Legacies of Stalingrad: Remembering the Eastern Front in Germany since 1945 by Christina Morina


I had high hopes for this book, but unfortunately the title is somewhat misleading.  While 'Stalingrad' plays a role throughout the book, there is little to no analysis of the battle itself or its varied interpretations in the post-war period.  Rather, as happens so often in academia today, the war itself is used as a tool through which memory is studied and analyzed throughout the post-war period in both East and West Germany.  The concentration, unoriginal as it might seem, is once more on the Wehrmacht and the crimes it committed.

If there is anything 'original' in the content it is the contextualization of the politics that revolved around the memories of the Eastern Front and the German invasion of the Soviet Union.  Similar to the history of the Holocaust, which in the decades following the war was infantile compared to the studies we have today, the history of the Eastern Front in Germany (both east and west) was limited and mainly written by generals putting their memories to paper and the memories of Germans themselves from the latter period of the war when Germans could claim 'victimhood' at the hands of the western allies and the Red Army.  The Wehrmacht's hands remained clean since in the east the majority of the Wehrmacht was viewed as working class (only those remaining in POW camps in the Soviet Union, after the major amnesty in the beginning of the 1950s, were viewed and charged as criminals - some 23,000) and thus simply a tool of Hitler and his Nazi regime.  While in the west the concentration was soon on the Soviet Union and the crimes of the Red Army.

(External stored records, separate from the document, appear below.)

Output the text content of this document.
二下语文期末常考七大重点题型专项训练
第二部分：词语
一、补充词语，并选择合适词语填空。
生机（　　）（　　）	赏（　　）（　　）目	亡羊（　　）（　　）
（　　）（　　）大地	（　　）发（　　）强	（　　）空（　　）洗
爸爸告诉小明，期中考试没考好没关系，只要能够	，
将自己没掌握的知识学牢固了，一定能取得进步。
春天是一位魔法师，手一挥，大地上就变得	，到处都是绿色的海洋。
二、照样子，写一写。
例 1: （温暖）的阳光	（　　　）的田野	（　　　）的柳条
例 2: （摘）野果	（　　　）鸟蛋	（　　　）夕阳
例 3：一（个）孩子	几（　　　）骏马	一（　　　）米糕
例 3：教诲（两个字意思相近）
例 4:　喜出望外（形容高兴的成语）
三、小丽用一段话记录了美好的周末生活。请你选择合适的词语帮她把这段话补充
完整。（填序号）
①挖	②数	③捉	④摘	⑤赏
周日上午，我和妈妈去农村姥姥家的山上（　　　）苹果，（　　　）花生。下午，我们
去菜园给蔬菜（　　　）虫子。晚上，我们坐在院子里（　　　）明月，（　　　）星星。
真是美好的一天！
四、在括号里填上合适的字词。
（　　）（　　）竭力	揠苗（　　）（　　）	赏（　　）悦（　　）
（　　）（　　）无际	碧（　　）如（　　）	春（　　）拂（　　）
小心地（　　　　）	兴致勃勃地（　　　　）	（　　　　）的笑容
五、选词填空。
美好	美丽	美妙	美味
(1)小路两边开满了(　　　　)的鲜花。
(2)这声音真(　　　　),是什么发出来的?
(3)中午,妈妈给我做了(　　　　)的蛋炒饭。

Thus, surprisingly, it was not until the 1980s when real attention began to be paid to the casualties and destruction inflicted on the Soviet Union by the Wehrmacht (Leningrad, Stalingrad, etc.) and only in the 1990s, with the Wehrmacht exhibit, did Germany come face-to-face with the activities of her armed forces during the Second World War.  (The lack of knowledge about the former, in part, can be blamed on the Soviet Union itself since during Stalin's leadership the real cost of the war was kept hidden and it wasn't until decades later that the world heard the number 27 million in reference to military and civilian deaths.)  These are the topics that make up the majority of this study.  Unfortunately, too often it seems that the war itself, and Stalingrad in particular, are far in the background and there is little to no original research or analysis of literature dealing with the war itself (aside from a few pages on the memoirs written by the likes of Manstein, Halder, Guderian, etc.).  For hobbyists and those interested in the war itself, I'm afraid you'll find little of interest here.  This monograph is built on a foundation of memory studies and utilizes the memory of the Eastern Front in general to view and analyze post-war Germany and her politics.